Foreign funds formed large part of trust wealth

A decade ago, an ardent devotee of the Satya Sai Baba based in the United States donated `600 crores to the Satya Sai Central Trust (SSCT), which oversees the large number of charitable activities being undertaken across several countries.

From the early 1970s, the numbers of Sai Baba’s devotees have been rising across the globe. Even as thousands of Indian devotees throng to Puttaparthi, many hundreds of devotees are flying in from countries as far apart as Iceland, Chile, Brazil, Uganda, Russia and Baltic countries to have their last “darshan” of their revered spiritual leader.
A senior office bearer overseeing the work of the SSCT, speaking on the phone line from Puttaparthi, pointed out that Sai Baba had approximately 23 million devotees from which five million were foreign devotees, who were largely members of the 5,000 Sai Centres being run across the globe.
These were hubs where devotees gathered to pray and participate in community services.
Prof. G. Venkatraman, a retired scientist previously associated with the Department of Atomic Energy and presently running the Radio Sai, pointed out that the numbers of foreign devotees were steadily rising because “these centres were places for people to pray and meditate and to undertake social activities”.
Prof.
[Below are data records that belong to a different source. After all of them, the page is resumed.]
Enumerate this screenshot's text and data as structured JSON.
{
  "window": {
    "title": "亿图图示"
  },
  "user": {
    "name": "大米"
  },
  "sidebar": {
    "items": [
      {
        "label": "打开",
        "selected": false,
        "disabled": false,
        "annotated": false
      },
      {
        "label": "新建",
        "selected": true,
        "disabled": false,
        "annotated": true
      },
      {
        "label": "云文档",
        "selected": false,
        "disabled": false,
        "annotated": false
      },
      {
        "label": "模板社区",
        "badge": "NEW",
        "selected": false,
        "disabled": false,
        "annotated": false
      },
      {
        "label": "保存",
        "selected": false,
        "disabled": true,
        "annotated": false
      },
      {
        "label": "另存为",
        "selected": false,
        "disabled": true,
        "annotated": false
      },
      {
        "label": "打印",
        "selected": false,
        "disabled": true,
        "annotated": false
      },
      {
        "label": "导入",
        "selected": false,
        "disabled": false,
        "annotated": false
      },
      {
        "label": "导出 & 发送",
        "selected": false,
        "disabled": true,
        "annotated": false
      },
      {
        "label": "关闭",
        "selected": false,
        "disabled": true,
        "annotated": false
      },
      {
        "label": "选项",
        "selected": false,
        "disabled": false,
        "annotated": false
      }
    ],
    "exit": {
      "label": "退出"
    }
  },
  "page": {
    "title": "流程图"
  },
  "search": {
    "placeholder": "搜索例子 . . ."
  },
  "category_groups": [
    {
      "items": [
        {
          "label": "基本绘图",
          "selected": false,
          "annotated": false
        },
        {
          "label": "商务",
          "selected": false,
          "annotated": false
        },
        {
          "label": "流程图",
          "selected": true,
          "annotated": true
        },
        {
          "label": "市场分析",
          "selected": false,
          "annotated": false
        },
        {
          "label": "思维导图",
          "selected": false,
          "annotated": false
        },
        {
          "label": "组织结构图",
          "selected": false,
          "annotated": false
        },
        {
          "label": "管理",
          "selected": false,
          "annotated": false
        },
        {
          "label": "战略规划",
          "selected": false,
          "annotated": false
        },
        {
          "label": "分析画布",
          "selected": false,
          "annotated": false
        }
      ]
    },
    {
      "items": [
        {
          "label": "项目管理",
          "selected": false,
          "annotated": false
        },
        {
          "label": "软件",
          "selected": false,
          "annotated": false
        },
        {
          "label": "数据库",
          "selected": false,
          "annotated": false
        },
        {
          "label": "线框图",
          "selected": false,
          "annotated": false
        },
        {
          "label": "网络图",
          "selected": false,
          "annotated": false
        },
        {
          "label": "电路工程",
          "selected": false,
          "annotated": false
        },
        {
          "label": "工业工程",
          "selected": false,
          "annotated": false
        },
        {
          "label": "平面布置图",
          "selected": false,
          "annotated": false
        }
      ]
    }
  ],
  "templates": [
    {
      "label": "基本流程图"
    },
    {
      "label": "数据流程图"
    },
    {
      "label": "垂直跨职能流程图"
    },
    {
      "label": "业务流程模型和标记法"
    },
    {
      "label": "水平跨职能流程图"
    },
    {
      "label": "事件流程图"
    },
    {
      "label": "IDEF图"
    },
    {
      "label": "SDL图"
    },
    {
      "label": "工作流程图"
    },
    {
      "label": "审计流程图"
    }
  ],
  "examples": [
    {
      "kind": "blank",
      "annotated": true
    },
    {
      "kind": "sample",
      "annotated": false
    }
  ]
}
Venkatraman cited how in several African countries, including Zambia and South Africa, Sai devotees went around distributing blankets, cooking oil and vegetables to the poor.
“During the tsunami which hit the Indian coastline, it was the Sai devotees who picked up a large number of corpses since no body else was willing to do so,” he said.
Many of these foreign devotees are known to be extremely affluent. Prof. Venkatraman cited the example of Dr Michael Noble (a distant relative of Alfred Nobel), an agnostic, who would frequent the Puttaparthi ashram because he found it charged with spiritual energy.
Detractors of Satya Sai Baba point out that even if these devotees were making modest contributions amounting to $0 dollars per month over a period of a decade or more, the amount of contributions received by the Satya Sai Central Trust ran into several billion dollars.